My research is focused on understanding common features of neurodevelopmental and neurodegenerative disease. Despite the large number of unique conditions that affect the nervous system, several abnormalities are shared by multiple developmental and degenerative conditions. I am specifically interested in two key cellular functions:

  1. Regulation of iron. Iron is an important co-factor for many enzymes involved in energy production, RNA synthesis, oxygen regulation, and oxidative stress. Too little or too much iron can damage cells, particularly in the nervous system.
  2. Insulin signaling pathway activity. Insulin signaling is one important way that all cells respond to their environment to regulate survival, growth, and plasticity in neurons which is important for learning and memory. Abnormal pathway activity can lead to cell death, cancer, altered structure, and neuronal dysfunction.

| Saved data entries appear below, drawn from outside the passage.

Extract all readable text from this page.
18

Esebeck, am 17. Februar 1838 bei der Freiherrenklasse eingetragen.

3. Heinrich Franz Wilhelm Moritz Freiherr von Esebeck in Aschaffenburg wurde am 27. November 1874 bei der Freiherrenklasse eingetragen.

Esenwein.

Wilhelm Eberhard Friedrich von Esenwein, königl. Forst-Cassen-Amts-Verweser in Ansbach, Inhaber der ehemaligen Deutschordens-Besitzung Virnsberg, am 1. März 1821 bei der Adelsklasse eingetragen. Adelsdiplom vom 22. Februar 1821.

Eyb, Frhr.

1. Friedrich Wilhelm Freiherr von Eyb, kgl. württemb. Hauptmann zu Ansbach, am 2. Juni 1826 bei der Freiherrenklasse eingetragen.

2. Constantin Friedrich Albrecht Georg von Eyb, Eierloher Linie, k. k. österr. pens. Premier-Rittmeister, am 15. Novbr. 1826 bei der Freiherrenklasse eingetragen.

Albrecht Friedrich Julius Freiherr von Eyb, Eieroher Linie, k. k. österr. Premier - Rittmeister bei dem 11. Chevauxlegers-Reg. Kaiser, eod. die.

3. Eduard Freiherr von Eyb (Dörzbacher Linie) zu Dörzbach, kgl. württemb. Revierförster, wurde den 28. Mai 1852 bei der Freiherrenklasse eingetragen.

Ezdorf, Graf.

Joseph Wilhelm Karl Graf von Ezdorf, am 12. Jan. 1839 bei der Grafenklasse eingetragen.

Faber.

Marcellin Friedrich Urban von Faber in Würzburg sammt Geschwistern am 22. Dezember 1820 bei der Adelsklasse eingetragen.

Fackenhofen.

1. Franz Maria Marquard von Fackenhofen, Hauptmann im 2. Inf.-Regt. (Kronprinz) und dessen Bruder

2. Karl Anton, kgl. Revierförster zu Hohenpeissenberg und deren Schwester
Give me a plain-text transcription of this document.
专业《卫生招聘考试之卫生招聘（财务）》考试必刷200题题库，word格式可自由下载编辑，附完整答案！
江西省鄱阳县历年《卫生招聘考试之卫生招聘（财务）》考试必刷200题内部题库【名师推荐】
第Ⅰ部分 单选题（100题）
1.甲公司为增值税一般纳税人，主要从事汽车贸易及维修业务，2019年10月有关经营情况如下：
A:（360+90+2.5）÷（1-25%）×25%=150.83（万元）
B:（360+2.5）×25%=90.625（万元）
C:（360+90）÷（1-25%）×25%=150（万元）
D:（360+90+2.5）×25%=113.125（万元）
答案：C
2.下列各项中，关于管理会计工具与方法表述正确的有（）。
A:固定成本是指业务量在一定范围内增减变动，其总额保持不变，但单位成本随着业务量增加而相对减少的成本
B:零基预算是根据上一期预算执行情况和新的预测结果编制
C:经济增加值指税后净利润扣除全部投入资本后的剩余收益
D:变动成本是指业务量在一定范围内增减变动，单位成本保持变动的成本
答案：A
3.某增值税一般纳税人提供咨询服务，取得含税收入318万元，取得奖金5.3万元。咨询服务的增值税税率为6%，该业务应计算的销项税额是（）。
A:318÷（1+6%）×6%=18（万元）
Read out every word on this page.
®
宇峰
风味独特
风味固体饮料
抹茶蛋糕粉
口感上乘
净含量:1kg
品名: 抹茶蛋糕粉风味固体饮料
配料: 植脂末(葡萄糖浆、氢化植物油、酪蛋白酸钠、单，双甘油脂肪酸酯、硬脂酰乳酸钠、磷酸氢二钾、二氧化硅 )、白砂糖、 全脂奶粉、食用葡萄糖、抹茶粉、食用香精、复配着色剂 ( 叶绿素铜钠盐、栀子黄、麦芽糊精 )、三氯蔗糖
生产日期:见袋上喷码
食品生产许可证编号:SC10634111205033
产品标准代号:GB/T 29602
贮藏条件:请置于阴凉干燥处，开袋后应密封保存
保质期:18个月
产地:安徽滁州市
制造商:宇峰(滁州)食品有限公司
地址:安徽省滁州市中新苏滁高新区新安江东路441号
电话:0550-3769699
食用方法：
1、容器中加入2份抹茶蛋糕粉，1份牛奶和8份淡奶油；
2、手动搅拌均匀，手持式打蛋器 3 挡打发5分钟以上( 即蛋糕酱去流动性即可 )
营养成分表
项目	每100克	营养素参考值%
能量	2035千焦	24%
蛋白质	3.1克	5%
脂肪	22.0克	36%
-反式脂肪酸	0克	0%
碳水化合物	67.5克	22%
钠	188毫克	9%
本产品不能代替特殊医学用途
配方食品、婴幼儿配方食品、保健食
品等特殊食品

C. elegans is a great model system for asking questions about why iron and insulin signaling are so important for a healthy nervous system. C. elegans are tiny (~1mm long) worms found in the soil.  While they don’t have brains, these worms do have a well-characterized nervous system with most of the same neurotransmitters and receptors as humans. They were the first multi-cellular organism to have a sequenced genome, and there are several mutant strains available including models of diseases such as Alzheimer’s, Parkinson’s, and ALS, and strains with altered insulin signaling and iron regulation. Students in my lab learn to raise C. elegans and perform genetic, biochemical, and behavioral experiments aimed at better understanding how iron and insulin signaling interact within a healthy and diseased nervous system.